Tous les œufs, soit sauvages, soit domestiques, sont donc excellens à manger ; mais tous ne nourrissent pas au même degré : dans le nombre, il s’en trouve de meilleurs les uns que les autres. On a cru pendant long-temps que les œufs des palmipèdes étoient lourds et difficiles à digérer ; mais cette assertion paroît dénuée de fondement, et nous ne citerons qu’un fait pour le prouver.
Dans la Picardie, les femmes de campagne sont fort empressées de rechercher les œufs de cane, avec lesquels elles font leurs gâteaux.

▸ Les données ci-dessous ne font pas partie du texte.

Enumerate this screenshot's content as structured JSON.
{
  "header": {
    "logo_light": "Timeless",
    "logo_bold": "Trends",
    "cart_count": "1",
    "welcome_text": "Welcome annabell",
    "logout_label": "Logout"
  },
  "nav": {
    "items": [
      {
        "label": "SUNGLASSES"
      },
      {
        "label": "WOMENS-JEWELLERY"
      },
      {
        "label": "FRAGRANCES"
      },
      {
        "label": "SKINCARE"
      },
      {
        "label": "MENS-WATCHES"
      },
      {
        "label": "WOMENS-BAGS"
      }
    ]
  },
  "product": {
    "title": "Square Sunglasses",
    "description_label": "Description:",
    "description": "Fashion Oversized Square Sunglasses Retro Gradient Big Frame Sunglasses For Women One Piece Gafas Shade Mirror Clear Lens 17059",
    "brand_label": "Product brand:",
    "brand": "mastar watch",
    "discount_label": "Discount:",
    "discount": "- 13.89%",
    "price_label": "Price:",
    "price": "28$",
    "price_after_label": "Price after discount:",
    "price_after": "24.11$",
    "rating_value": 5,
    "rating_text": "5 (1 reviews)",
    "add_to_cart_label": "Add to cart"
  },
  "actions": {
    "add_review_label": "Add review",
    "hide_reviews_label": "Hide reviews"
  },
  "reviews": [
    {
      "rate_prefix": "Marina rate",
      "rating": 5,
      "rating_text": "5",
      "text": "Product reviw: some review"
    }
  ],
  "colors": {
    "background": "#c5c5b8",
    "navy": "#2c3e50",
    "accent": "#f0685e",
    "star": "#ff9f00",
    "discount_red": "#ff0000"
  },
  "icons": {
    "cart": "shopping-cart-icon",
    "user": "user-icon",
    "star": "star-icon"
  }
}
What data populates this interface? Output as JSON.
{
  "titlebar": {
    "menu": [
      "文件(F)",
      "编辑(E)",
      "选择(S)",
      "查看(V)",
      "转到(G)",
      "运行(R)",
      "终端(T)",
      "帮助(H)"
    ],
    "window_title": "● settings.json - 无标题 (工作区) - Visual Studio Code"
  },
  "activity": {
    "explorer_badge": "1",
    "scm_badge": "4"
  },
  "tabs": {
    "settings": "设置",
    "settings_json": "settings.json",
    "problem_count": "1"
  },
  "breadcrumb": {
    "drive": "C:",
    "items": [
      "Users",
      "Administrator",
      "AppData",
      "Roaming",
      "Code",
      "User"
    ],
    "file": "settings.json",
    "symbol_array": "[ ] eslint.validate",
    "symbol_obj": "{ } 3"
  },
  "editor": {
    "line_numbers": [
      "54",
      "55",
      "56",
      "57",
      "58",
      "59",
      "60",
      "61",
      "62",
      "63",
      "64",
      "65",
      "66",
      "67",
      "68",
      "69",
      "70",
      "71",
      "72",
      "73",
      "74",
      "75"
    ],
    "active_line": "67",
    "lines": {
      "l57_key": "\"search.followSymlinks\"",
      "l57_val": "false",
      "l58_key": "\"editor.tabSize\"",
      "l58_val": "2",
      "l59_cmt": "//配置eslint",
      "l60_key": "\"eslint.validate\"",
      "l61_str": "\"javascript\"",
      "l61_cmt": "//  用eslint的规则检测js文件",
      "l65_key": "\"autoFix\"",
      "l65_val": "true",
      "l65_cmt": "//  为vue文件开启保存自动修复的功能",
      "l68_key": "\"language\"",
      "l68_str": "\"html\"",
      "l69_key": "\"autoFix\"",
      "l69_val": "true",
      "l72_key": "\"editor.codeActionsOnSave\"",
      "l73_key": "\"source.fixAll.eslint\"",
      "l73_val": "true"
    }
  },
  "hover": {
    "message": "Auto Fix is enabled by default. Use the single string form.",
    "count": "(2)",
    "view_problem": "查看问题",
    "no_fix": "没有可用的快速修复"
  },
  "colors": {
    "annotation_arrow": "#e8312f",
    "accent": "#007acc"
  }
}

Comme il s’établit parmi elles une sorte d’émulation pour faire briller, dans les grandes solennités, leurs talens en fait de pâtisserie, il n’est pas rare, aux approches d’une fête religieuse, de les voir courir à trois ou quatre lieues à la ronde, pour se procurer de ces œufs, qu’elles emploient de préférence, parce qu’ils donnent un meilleur goût, une plus belle couleur, et n’exigent pas autant de beurre. À la vérité, si au lieu de levure elles ne se servoient que de levain de pâte ordinaire, leurs gâteaux seroient plus délicats, et ne sécheroient pas si promptement ; nous ajouterions que quelques jaunes d’œufs de cane brouillés avec des œufs de poule ordinaire, rendroient les omelettes plus délicates, s’il n’étoit pas plus économique de les réserver pour la couvaison, et de les consommer ensuite sous la forme de canards.

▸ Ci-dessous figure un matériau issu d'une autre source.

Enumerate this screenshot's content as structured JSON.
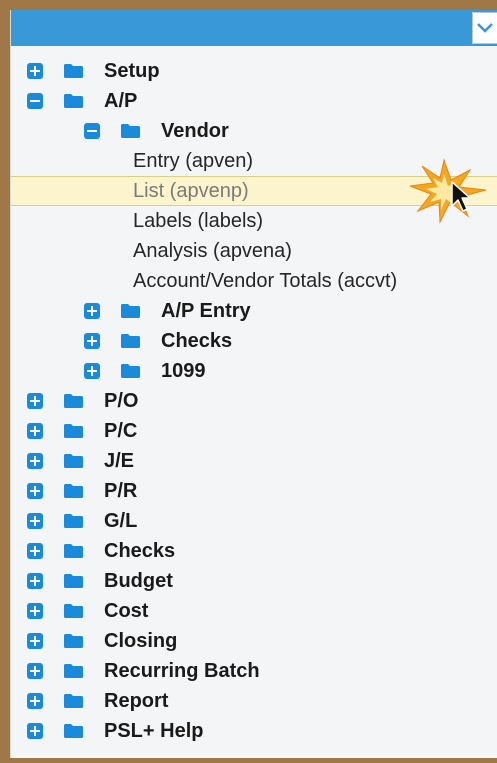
{
  "colors": {
    "accent": "#3998d8",
    "toggle": "#1a8adb",
    "folder": "#1a8adb",
    "selected_bg": "#fcf4cc",
    "frame": "#a07848"
  },
  "tree": [
    {
      "label": "Setup",
      "type": "folder",
      "state": "collapsed"
    },
    {
      "label": "A/P",
      "type": "folder",
      "state": "expanded"
    },
    {
      "label": "Vendor",
      "type": "folder",
      "state": "expanded"
    },
    {
      "label": "Entry (apven)",
      "type": "item"
    },
    {
      "label": "List (apvenp)",
      "type": "item",
      "selected": true
    },
    {
      "label": "Labels (labels)",
      "type": "item"
    },
    {
      "label": "Analysis (apvena)",
      "type": "item"
    },
    {
      "label": "Account/Vendor Totals (accvt)",
      "type": "item"
    },
    {
      "label": "A/P Entry",
      "type": "folder",
      "state": "collapsed"
    },
    {
      "label": "Checks",
      "type": "folder",
      "state": "collapsed"
    },
    {
      "label": "1099",
      "type": "folder",
      "state": "collapsed"
    },
    {
      "label": "P/O",
      "type": "folder",
      "state": "collapsed"
    },
    {
      "label": "P/C",
      "type": "folder",
      "state": "collapsed"
    },
    {
      "label": "J/E",
      "type": "folder",
      "state": "collapsed"
    },
    {
      "label": "P/R",
      "type": "folder",
      "state": "collapsed"
    },
    {
      "label": "G/L",
      "type": "folder",
      "state": "collapsed"
    },
    {
      "label": "Checks",
      "type": "folder",
      "state": "collapsed"
    },
    {
      "label": "Budget",
      "type": "folder",
      "state": "collapsed"
    },
    {
      "label": "Cost",
      "type": "folder",
      "state": "collapsed"
    },
    {
      "label": "Closing",
      "type": "folder",
      "state": "collapsed"
    },
    {
      "label": "Recurring Batch",
      "type": "folder",
      "state": "collapsed"
    },
    {
      "label": "Report",
      "type": "folder",
      "state": "collapsed"
    },
    {
      "label": "PSL+ Help",
      "type": "folder",
      "state": "collapsed"
    }
  ]
}
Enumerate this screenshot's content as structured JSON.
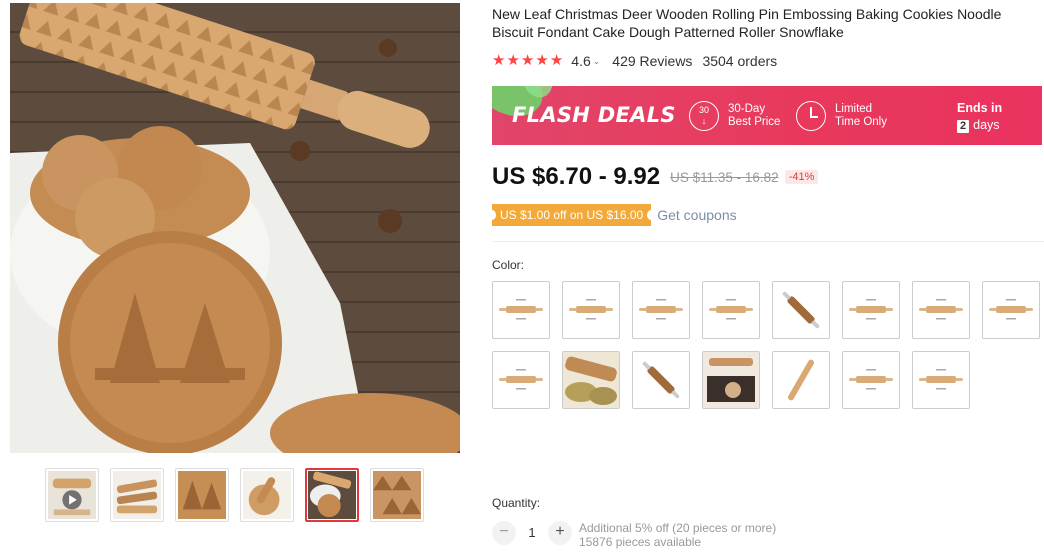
{
  "product": {
    "title": "New Leaf Christmas Deer Wooden Rolling Pin Embossing Baking Cookies Noodle Biscuit Fondant Cake Dough Patterned Roller Snowflake",
    "rating": "4.6",
    "reviews": "429 Reviews",
    "orders": "3504 orders"
  },
  "flash_deal": {
    "title": "FLASH DEALS",
    "icon1_text": "30",
    "badge1_line1": "30-Day",
    "badge1_line2": "Best Price",
    "badge2_line1": "Limited",
    "badge2_line2": "Time Only",
    "ends_label": "Ends in",
    "ends_value": "2",
    "ends_unit": "days",
    "colors": {
      "background": "#e8385b",
      "leaf": "#6ed16a"
    }
  },
  "pricing": {
    "price": "US $6.70 - 9.92",
    "original_price": "US $11.35 - 16.82",
    "discount": "-41%"
  },
  "coupon": {
    "label": "US $1.00 off on US $16.00",
    "link": "Get coupons",
    "color": "#f2a93a"
  },
  "color_selector": {
    "label": "Color:",
    "options": [
      {
        "name": "variant-1",
        "kind": "pin"
      },
      {
        "name": "variant-2",
        "kind": "pin"
      },
      {
        "name": "variant-3",
        "kind": "pin"
      },
      {
        "name": "variant-4",
        "kind": "pin"
      },
      {
        "name": "variant-5",
        "kind": "pin-diagonal"
      },
      {
        "name": "variant-6",
        "kind": "pin"
      },
      {
        "name": "variant-7",
        "kind": "pin"
      },
      {
        "name": "variant-8",
        "kind": "pin"
      },
      {
        "name": "variant-9",
        "kind": "pin"
      },
      {
        "name": "variant-10",
        "kind": "photo-leaves"
      },
      {
        "name": "variant-11",
        "kind": "pin-diagonal"
      },
      {
        "name": "variant-12",
        "kind": "photo-box"
      },
      {
        "name": "variant-13",
        "kind": "plain-pin"
      },
      {
        "name": "variant-14",
        "kind": "pin"
      },
      {
        "name": "variant-15",
        "kind": "pin"
      }
    ]
  },
  "quantity": {
    "label": "Quantity:",
    "value": "1",
    "minus": "−",
    "plus": "+",
    "note_line1": "Additional 5% off (20 pieces or more)",
    "note_line2": "15876 pieces available"
  },
  "gallery": {
    "thumbnails": [
      {
        "name": "thumb-1",
        "kind": "video"
      },
      {
        "name": "thumb-2",
        "kind": "pins"
      },
      {
        "name": "thumb-3",
        "kind": "pin-closeup"
      },
      {
        "name": "thumb-4",
        "kind": "cookie"
      },
      {
        "name": "thumb-5",
        "kind": "main",
        "active": true
      },
      {
        "name": "thumb-6",
        "kind": "pin-pattern"
      }
    ]
  },
  "colors": {
    "accent": "#e4393c",
    "star": "#ff4747"
  }
}
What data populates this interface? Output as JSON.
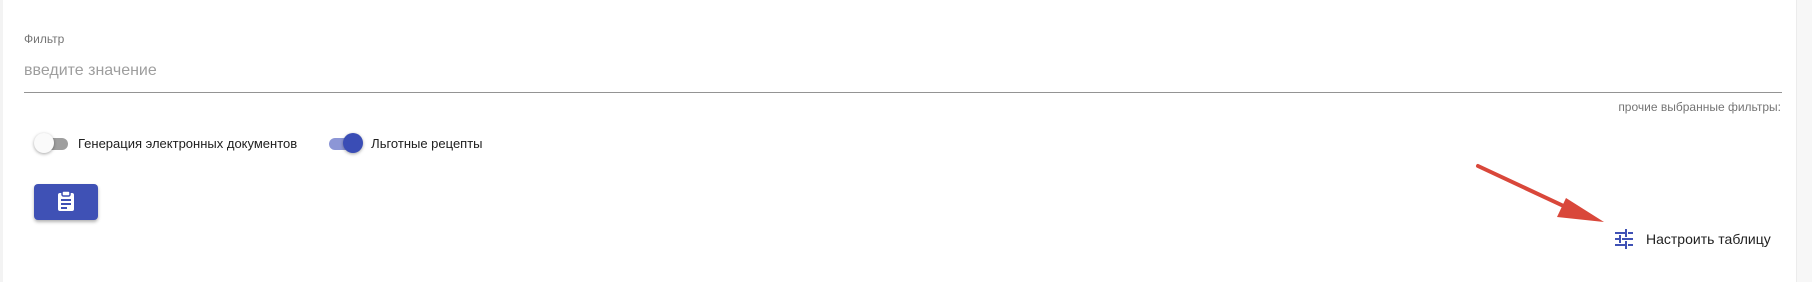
{
  "filter": {
    "label": "Фильтр",
    "placeholder": "введите значение",
    "value": ""
  },
  "other_filters_label": "прочие выбранные фильтры:",
  "toggles": [
    {
      "label": "Генерация электронных документов",
      "state": "off"
    },
    {
      "label": "Льготные рецепты",
      "state": "on"
    }
  ],
  "clipboard_button": {
    "icon": "clipboard-icon",
    "color": "#3f51b5"
  },
  "configure_table": {
    "label": "Настроить таблицу",
    "icon": "tune-icon",
    "icon_color": "#3f51b5"
  },
  "annotation": {
    "type": "arrow",
    "color": "#d9473a"
  }
}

On peut dire en général que les indigestions d’œufs sont inconnues, et qu’il existe peu d’alimens qui conviennent mieux à tous les âges, à toutes les constitutions ; et quand on les accuse d’incommoder, c’est plutôt à la manière de les apprêter, qu’à la nature même de leur composition, qu’il faut s’en prendre. Alors, quel est le genre de nourriture qu’on ne puisse inculper ?
Indépendamment de la faculté alimentaire des œufs, on leur a attribué encore quelques propriétés particulières, il a existé une sorte de prédilection pour la forme : Horace prétendoit que les œufs longs étoient infiniment meilleurs que les ronds ; mais en général il n’est pas facile d’établir le degré de bonté et de nutrition de deux matières du même genre, provenant de source différente, et examinées dans les mêmes circonstances, sur-tout lorsqu’on en fait usage, pendant un certain temps, sous la même forme, et que, pour les consommer, on est obligé de les associer à d’autres comestibles et à des assaisonnemens.